A hit and run car accident is generally defined as a person’s failure to stop after a motor vehicle accident. When a person operating a motor vehicle is involved in an accident, the operator is legally required to stop, provide information to the owner of whatever property is damaged, and provide any aid to anyone who may have been injured. Many state statutes require a motorist to render all the aid that reasonably appears to him or her, as an ordinary person, to be necessary. The duty is not excused even if the injured person is unconscious, dead, or believed to be dead.
In an effort to attack the problem of drunken driving, most drunk driving legislation currently provides a combination of punishment and treatment. Consequently, offenders charged with driving while intoxicated (DWI) or driving under the influence (DUI) are sentenced to probation rather than incarceration. As part of their probationary conditions, DWI/DUI offenders are often directed to participate in a driver education program, commonly referred to as “DUI schools,” which incorporate alcohol rehabilitation and education programs.

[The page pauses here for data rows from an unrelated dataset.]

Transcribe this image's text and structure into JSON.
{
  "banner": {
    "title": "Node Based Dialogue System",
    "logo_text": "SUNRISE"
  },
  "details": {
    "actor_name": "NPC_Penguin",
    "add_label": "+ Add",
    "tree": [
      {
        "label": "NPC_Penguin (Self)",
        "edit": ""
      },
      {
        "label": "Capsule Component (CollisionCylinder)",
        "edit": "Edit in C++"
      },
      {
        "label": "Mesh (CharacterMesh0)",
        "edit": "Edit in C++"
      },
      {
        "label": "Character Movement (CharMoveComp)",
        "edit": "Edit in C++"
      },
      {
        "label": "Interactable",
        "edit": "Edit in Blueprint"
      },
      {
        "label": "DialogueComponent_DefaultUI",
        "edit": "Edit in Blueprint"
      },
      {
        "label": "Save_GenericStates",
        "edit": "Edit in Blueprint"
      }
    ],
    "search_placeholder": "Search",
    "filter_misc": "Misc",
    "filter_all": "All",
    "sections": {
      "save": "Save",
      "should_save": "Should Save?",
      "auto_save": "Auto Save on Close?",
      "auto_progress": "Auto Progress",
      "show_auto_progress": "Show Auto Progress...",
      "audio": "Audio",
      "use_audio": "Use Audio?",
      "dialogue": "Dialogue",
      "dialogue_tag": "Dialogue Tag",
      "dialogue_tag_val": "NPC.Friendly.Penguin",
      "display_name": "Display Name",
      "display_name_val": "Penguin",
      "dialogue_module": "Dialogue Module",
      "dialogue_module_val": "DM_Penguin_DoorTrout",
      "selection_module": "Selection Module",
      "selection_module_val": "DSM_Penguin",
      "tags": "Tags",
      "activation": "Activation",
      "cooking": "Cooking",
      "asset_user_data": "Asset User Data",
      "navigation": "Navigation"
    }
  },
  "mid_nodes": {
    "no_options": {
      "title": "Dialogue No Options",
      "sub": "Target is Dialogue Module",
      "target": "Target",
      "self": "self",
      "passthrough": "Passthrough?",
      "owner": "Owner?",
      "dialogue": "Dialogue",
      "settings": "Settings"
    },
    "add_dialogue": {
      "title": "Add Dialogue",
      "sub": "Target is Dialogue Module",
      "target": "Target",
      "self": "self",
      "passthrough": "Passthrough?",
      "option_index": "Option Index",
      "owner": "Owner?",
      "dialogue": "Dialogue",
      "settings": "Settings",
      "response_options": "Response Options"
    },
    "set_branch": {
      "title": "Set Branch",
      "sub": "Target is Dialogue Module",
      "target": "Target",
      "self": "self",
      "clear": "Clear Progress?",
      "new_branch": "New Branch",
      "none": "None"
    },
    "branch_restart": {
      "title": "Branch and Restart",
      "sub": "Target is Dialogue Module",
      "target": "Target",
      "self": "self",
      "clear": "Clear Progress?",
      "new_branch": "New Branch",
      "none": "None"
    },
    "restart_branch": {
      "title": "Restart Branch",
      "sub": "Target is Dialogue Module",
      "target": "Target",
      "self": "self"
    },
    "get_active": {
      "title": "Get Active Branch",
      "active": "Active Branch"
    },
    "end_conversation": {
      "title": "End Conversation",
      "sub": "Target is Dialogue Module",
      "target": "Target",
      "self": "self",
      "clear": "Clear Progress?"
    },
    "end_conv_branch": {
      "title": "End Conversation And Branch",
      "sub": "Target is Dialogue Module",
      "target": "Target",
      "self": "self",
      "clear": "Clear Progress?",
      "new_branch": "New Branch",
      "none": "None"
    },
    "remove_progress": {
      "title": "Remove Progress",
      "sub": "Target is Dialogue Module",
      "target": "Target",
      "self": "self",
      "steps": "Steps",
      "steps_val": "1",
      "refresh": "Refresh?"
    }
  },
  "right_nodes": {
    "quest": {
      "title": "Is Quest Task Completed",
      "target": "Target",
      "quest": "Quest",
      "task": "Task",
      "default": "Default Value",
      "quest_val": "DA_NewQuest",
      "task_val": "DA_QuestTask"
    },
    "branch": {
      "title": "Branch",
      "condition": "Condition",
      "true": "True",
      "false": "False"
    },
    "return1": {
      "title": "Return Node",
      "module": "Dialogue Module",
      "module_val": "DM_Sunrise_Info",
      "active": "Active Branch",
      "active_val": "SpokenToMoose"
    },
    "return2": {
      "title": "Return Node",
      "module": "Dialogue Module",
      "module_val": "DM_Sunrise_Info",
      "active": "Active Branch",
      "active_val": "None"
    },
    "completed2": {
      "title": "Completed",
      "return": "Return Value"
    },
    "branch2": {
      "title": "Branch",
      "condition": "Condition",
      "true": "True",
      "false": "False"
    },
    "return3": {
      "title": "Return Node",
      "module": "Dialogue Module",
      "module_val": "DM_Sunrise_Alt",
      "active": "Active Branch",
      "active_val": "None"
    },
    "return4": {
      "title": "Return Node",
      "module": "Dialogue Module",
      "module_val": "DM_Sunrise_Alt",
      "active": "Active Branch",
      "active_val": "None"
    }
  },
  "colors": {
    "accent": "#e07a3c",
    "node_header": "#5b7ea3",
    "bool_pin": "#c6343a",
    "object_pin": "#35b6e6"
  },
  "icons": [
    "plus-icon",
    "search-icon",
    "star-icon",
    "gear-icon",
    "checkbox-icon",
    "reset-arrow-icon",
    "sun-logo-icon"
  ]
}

Most state laws governing driving under the influence (DUI) and/or driving while intoxicated (DWI) mandate that offenders receive intervention and treatment. According to these laws, if an offender is convicted of DWI/DUI, the offender is required to obtain a clinical substance abuse assessment to determine whether he or she will be recommended to complete a substance abuse education class or treatment program.
Under the Fourth Amendment to the United States Constitution, every search or seizure by a government agent must be reasonable. In general, searches and seizures are unreasonable and invalid unless based on probable cause and executed pursuant to a warrant. However, certain kinds of searches and seizures are valid as exceptions to the probable cause and warrant requirements. One such exception is an inventory search of an impounded vehicle. Court have upheld inventory searches of vehicles lawfully in police custody, including searches of the passenger compartment, glove compartment, trunk, engine compartments, and any containers in the vehicle.